Ein wesentliches, verschärfendes Element sind die gesellschaftlichen bzw. staatlichen Rahmenbedingungen, die in einem hochentwickelten Land für eine Industrieproduktion nirgends so schlecht sind wie gerade in Deutschland. Seit nunmehr 30 Jahren wird mit dem Ökologismus – in Verbindung mit dem wahnwitzigen Konzept der „postindustriellen Dienstleistungsgesellschaft“ - ein regelrechter Feldzug gegen die industrielle Massenproduktion und moderne Technologie geführt, der schon viele Wissenschaftler und Ingenieure aus dem Land vertrieben und enorme wissenschaftliche Potenzen des Landes zerstört hat. Unzählige Milliarden von Euro wurden durch die Liquidierung fertiggestellter Kernkraftwerke wie dem Hochtemperaturreaktor in Hamm oder dem schnellen Brüter in Kalkar buchstäblich in der Erde vergraben. Während heute auf der ganzen Welt die Kernenergie eine Renaissance erlebt, und Länder wie Indien, China, Venezuela, Malaysia, Finnland usw. verstärkt auf Kernenergie als die ökonomischste Art der Stromerzeugung setzen, sollen hierzulande die Kernkraftwerke abgeschaltet werden. Gleichzeitig fließen alljährlich Milliarden in die Subventionierung unsinniger, landschaftsverschandelnder Windräder! Daß dieser ökonomische Wahnsinn den Arbeitern aufgebürdet wird, daß das Kapital und der Staat dies auf die Arbeiter abzuwälzen versuchen, das müßte eigentlich Jedem einleuchten.
Es ist ein zutiefst den Interessen der Arbeiter zuwiderlaufender Widerspruch, daß die Gewerkschaften sich selbst diesen Ökologismus auf die Fahnen geschrieben haben. Damit muß endlich Schluß sein!

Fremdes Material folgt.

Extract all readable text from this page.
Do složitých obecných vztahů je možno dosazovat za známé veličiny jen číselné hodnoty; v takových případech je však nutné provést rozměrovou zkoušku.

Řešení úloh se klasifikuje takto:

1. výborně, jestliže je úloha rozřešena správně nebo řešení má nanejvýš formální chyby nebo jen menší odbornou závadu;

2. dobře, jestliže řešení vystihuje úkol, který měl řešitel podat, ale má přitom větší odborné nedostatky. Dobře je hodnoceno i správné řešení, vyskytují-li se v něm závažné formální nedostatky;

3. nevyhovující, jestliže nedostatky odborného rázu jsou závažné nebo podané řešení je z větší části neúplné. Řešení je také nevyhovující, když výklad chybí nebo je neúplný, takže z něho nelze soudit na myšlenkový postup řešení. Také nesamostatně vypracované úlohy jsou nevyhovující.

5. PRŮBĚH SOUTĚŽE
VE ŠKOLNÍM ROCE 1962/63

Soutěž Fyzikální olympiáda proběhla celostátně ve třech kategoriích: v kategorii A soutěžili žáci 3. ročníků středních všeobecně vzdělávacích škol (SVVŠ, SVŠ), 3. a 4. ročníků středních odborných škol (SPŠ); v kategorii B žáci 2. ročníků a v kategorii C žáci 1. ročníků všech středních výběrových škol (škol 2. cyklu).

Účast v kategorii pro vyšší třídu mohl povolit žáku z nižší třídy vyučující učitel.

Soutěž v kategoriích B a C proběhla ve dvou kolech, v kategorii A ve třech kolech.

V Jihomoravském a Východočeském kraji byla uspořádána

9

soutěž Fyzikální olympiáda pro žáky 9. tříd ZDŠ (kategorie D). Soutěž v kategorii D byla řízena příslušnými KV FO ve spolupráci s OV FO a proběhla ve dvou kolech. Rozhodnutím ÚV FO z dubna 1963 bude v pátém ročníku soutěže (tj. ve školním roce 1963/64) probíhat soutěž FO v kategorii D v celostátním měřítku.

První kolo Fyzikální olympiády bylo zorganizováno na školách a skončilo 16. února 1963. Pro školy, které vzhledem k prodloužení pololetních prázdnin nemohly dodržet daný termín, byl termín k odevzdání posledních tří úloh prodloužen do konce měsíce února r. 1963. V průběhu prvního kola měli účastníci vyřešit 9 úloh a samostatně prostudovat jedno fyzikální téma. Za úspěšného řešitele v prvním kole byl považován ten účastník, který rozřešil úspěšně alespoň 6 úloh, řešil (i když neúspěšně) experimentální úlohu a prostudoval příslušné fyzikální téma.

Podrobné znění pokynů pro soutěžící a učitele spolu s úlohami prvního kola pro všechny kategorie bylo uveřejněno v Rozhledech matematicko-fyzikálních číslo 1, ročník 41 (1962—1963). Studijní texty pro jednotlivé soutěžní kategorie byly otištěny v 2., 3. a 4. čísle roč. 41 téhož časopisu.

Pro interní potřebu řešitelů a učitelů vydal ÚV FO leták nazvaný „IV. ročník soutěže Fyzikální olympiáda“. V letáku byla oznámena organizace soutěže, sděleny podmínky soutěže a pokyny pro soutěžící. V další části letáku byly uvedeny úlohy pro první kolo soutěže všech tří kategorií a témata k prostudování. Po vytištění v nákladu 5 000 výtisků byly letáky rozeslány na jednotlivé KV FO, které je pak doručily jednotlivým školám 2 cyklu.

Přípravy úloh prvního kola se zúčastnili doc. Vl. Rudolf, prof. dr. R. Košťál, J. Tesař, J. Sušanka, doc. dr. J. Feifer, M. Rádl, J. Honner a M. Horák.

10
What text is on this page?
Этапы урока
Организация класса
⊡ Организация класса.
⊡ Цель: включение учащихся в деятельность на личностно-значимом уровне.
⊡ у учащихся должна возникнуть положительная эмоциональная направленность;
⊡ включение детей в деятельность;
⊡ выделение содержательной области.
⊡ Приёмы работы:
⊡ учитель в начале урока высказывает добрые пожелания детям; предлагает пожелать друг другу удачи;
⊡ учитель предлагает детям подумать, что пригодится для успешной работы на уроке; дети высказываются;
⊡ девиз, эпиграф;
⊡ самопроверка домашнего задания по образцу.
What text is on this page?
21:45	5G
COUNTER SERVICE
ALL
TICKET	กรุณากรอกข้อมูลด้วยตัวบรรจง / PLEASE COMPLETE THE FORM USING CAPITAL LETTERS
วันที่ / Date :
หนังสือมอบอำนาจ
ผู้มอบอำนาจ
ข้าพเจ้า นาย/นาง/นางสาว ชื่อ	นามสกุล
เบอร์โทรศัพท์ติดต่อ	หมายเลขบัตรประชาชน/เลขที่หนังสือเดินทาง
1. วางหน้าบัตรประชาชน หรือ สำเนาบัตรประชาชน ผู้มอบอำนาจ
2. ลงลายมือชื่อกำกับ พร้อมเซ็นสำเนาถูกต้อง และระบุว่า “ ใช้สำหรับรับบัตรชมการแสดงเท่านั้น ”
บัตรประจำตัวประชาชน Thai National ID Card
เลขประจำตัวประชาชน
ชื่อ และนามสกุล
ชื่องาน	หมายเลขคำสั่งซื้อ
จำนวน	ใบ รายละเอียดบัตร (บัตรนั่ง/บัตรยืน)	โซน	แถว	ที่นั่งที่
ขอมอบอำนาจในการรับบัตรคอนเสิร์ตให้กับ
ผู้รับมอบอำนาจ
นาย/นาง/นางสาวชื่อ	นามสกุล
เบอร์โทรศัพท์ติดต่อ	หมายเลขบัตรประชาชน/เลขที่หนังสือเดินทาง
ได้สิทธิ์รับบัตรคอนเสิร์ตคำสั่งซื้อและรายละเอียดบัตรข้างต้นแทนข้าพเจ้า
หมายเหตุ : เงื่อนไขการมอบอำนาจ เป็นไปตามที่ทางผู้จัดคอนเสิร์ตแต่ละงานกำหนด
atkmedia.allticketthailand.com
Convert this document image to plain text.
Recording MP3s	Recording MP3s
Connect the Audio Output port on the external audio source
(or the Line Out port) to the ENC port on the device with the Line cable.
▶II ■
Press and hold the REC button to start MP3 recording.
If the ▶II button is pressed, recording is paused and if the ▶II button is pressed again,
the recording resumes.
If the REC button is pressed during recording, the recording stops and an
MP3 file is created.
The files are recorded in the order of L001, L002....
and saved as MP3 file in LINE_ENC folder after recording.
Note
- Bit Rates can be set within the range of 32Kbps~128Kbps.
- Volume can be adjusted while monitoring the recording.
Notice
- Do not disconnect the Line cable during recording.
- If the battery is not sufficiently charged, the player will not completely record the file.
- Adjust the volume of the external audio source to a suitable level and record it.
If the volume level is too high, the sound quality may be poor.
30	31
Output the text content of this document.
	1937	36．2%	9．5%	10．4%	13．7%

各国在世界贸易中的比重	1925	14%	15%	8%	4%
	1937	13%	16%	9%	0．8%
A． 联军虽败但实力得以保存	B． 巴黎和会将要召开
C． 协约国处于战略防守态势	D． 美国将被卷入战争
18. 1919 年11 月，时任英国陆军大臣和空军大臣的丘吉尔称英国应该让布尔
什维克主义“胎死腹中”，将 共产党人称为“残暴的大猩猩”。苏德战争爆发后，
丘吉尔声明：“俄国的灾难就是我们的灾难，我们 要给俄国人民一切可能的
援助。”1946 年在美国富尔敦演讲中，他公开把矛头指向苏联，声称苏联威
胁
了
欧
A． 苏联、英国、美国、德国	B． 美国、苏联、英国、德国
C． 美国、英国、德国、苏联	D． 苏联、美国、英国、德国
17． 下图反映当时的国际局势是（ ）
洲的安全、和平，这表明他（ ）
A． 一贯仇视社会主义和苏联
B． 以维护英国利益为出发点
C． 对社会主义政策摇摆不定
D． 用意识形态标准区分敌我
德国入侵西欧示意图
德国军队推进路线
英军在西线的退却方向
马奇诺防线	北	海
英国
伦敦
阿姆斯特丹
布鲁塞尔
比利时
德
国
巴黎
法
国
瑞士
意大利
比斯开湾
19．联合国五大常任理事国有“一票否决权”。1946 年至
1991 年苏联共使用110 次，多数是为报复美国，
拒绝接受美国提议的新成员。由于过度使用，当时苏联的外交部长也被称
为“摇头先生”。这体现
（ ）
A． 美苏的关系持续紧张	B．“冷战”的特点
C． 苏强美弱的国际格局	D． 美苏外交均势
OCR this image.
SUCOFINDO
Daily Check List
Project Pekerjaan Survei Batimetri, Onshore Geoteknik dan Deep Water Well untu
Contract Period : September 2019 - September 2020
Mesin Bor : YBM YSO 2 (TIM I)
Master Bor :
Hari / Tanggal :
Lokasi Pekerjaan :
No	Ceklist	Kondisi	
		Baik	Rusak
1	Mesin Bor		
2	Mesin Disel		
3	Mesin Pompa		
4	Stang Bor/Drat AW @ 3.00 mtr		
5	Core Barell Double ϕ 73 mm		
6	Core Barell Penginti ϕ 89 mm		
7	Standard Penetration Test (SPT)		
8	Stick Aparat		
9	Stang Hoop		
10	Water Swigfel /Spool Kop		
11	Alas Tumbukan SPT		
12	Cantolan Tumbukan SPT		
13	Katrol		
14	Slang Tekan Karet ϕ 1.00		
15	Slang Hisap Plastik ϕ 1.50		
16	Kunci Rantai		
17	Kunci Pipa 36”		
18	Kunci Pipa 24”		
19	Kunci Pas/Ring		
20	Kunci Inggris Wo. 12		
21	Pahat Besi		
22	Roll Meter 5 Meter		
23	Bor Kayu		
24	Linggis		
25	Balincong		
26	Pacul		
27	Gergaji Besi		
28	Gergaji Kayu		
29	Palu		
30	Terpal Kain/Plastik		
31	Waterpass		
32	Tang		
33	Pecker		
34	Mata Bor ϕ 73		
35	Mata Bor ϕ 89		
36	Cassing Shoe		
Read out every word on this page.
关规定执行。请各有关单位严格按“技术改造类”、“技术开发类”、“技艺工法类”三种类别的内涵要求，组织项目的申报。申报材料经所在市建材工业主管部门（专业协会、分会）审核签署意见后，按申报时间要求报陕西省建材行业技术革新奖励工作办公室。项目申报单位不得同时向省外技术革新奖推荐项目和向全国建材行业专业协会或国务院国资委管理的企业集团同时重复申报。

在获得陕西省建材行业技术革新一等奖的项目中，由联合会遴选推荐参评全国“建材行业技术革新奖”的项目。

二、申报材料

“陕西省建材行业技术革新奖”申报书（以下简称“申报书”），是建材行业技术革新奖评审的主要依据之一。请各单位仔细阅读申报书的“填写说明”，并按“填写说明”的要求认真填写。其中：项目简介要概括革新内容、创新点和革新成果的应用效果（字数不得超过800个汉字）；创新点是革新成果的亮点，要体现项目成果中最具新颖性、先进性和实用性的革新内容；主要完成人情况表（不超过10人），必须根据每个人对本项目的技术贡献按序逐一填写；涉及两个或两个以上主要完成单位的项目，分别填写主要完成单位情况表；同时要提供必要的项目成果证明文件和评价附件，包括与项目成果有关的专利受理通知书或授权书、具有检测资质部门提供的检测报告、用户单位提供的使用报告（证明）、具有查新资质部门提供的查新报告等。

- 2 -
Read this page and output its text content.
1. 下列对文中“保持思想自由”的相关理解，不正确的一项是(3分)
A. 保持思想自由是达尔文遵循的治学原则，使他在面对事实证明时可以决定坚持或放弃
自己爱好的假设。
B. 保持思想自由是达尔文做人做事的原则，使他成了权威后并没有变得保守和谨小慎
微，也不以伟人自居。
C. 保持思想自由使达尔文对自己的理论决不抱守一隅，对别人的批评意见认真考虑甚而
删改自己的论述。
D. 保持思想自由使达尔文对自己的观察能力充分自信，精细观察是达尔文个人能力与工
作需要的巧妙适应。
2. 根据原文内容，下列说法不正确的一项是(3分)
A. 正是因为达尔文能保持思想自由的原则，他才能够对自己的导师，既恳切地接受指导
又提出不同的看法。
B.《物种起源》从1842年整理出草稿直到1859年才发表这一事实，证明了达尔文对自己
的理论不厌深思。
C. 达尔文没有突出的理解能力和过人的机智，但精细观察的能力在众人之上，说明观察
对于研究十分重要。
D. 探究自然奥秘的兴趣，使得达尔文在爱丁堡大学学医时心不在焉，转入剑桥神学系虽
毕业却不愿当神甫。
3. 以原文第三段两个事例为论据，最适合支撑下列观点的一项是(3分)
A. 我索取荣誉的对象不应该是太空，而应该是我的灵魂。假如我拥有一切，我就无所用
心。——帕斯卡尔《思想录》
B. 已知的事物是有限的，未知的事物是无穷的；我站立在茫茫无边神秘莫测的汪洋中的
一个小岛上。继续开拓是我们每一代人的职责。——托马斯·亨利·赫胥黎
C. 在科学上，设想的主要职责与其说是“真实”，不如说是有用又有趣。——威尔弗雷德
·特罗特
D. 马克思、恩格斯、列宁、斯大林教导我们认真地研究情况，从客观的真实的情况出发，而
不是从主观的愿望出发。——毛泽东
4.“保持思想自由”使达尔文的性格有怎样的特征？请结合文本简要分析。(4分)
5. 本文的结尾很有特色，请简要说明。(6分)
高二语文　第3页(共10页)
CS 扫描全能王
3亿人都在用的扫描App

IG Metall und Produktionsverlagerungen

Es ist schlichtweg eine Katastrophe, daß z.B. die IG Metall bis heute die Frage der Verlagerungen herunterspielt! So z. B. in „Wirtschaft aktuell“ 11/2005: „Produktionsverlagerungen – Ausmaß bei weitem überschätzt“. Das ist fernab jeder Realität. Selbst mancher bürgerlicher Vertreter macht sich deswegen mehr Sorgen als die IG Metall. Immerhin häufen sich an der Basis die Diskussionen darüber, und haben Streiks wie bei AEG oder CNH das Thema verstärkt auf die Tagesordnung gesetzt.
Und wie reagiert die IG Metall-Spitze? Sie fordert plötzlich eine sogenannte Verlagerungsabgabe („Wirtschaft aktuell“ 05/2006). Diese soll dazu dienen, Verlagerungen zu verteuern und damit zu verhindern. Die Abgabe soll dann für „Beschäftigungsgesellschaften“, Weiterbildung etc. verwendet werden. Das ist typisch IG Metall. Das ist nichts anderes als eine Ausweitung dessen, was bislang schon als Sozialplan und „Beschäftigungsgesellschaften“ läuft. Noch keine einzige Verlagerung wurde dadurch verhindert!! Es ist kein Zufall, daß im gleichen Dokument der „Kompromiß“ bei AEG, der die Schließung besiegelt hat, als Erfolg gefeiert wird.

 

Die aufgeworfenen Fragen müssen breit diskutiert werden! Schluß mit Augen zu und weiter wie bisher!

Sich mit den Arbeitern in aller Welt verbinden und den gemeinsamen Kampf gegen Kapitalismus und Ausbeutung führen!